If one talks to most developers about reuse the first thing that pops into their mind is code reuse. Code reuse is also commonly known as white box reuse (for more see here). When someone searches for a piece of code – could be CSS stylesheet, algorithm implemented in java, a C# code fragment, or a new javascript script for a web page – and copies and makes modifications to it they are reusing code.  Although code reuse is a good idea and has its place there are significant benefits to systematic reuse.

Systematic reuse is a more deliberate and methodical approach to achieving high degree of reuse with reusable software assets. A reusable software asset is a piece of software that is of some value to your organization – that is the way I like to think about it (although much more formal definitions exist :-)) . Software assets could be libraries, frameworks, components, services, or business process workflows. In short, any unit of software that is or could be used across projects and initiatives for your organization.  These assets are given a first-class citizen status with systematic reuse. These assets are managed like any other “product” – they are versioned, inventoried, governed, modified, and over time leveraged across multiple projects and initiatives. Additionally, there is a life-cycle put in place to take candidate assets – either from legacy systems or modules or from new ones – and evolve them into truly reusable assets. Systematic reuse also entails a maturity model where there is a road map put in place to transition from ad-hoc reuse – where assets might or might not get leveraged – to a high degree of deliberate, planned, reuse across several projects.
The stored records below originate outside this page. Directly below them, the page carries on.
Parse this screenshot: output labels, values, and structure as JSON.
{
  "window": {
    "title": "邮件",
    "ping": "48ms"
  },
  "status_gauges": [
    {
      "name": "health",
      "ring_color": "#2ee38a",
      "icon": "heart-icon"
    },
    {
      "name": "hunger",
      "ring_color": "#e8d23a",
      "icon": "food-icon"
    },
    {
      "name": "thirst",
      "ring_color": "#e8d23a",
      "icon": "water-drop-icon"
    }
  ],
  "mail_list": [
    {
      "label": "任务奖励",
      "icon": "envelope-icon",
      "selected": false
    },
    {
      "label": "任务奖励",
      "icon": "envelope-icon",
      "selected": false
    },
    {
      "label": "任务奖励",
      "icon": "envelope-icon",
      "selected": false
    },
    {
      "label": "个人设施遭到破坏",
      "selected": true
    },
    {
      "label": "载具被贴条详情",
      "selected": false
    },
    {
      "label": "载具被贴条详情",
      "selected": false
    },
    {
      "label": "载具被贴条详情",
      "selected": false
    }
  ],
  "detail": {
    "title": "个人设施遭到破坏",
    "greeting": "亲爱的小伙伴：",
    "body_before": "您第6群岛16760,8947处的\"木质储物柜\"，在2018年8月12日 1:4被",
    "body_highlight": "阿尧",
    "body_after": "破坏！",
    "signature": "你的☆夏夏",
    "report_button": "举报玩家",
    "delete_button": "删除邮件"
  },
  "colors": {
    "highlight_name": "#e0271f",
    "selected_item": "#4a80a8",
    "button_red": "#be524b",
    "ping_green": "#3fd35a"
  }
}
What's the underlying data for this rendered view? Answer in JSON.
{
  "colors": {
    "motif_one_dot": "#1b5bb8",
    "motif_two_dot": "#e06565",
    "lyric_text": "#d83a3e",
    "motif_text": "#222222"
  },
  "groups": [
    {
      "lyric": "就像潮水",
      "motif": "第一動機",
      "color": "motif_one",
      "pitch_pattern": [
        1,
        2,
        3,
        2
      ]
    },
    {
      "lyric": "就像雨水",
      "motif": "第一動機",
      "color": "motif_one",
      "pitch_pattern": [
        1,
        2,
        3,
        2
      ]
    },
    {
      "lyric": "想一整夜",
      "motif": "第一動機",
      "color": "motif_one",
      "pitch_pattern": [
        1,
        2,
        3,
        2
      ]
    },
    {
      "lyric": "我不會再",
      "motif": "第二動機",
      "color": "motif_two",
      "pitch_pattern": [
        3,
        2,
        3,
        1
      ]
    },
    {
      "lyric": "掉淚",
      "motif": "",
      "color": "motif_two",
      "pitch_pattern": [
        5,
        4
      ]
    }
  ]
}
Systematic reuse has wide literature and there are several comprehensive approaches to it including Software Product Lines, Software Factories, and others. Here is the biggest mistake to avoid: don’t start building a reusable library of software assets rightaway! –  it is recommended that one starts simple – very simple like a single project and with a focused group of candidate assets that could potentially evolve iteratively.

As the Chinese philosopher Lao-tsu said, “A journey of a thousand miles begins with a single step.”